With this doubt in mind I went along with it. I hadn’t told anyone about our wedding plans, including Ian my therapist, everyone just thought we were having an extended break. There was no shame around upsetting anyone, or looking like an idiot – again. It wasn’t until we arrived in Bangkok that my internal shame and rejection began working its way out of my system. My MS symptoms didn’t like the new reasoning behind our worldwide trip so my shite walking meant I was restricted to hanging out in the 5 star hotel pools. I tried, mildly successfully, to focus on sunbathing and swimming, ticking off the countries we visited, feeling privileged to be where I was, but the reality was that Niall and I were on the slippery slope to the ending of our relationship. I was lonely when Niall was site seeing and we argued when we were together. My skin getting darker with each sunny day, my mood darker with each moon.
We arrived in Fiji on Christmas Eve. One of the most beautiful places I had ever been to, palm lined beaches, coral reefs, clear lagoons and the people were so happy and friendly it made it worse, I wouldn’t have believed it could get any worse, but the isolation I felt became intolerable, I hadn’t been sleeping and was exhausted.
The hotel was beautifully decorated for Christmas and filled with large family groups from all over the world settling down for Christmas dinner.

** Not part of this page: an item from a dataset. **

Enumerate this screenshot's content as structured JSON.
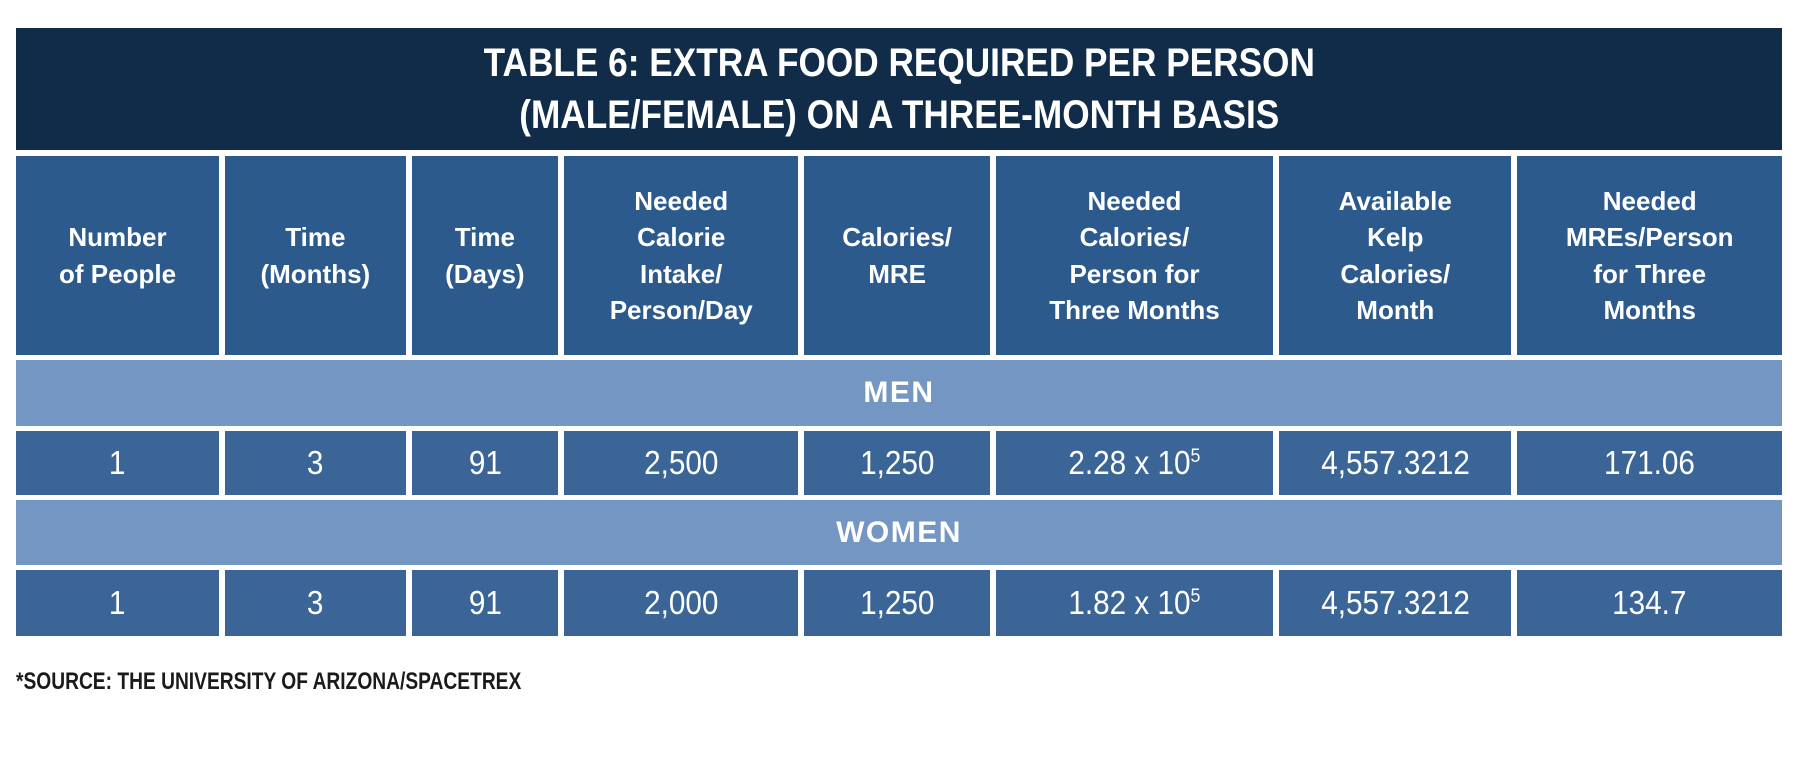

Niall and I walked passed the room where we would have been married, neither of us bearing to peak in. We sat down to eat, we were the odd ones out, the only couple, not speaking with each other because we didn’t want to argue in front of the celebrating groups. We would have been married now. I had no idea what Niall had told the hotel, how he had cancelled the wedding, did all the staff know? I wished I was back in Goa with Gill, this was far, far worse, I couldn’t laugh about it. It felt too tragic.
When we’d finished the Christmas meal Niall went to the bar and I went to our room. It was best we weren’t alone in our room together, arguing over the elephant in the room ‘the wedding’ never to be talked about. I’d decided to do the trip, my internal voice repeating ‘you’ve made your bed, now lie in it’. So I lay in the beautifully made bed with crisp white sheets, shifting the origami towel birds over to Niall’s side of the bed, trying not to disturb their heart shape. I didn’t want to be here, I didn’t want to be anywhere, I felt out of my depth in a country I didn’t understand, where I thought no one could understand. I wanted to be back in London but I couldn’t be further away, I wanted to be on Ian’s couch, telling him how rejected I felt. While I was away I would be paying for the sessions I was missing, I wondered if I could just get home now, take the next flight home. I didn’t feel I could get through another night of insomnia, feeling worthless with Niall asleep by my side. I picked up the phone from the bedside table and dialled 0 for reception.
“I need to speak with the emergency doctor please.”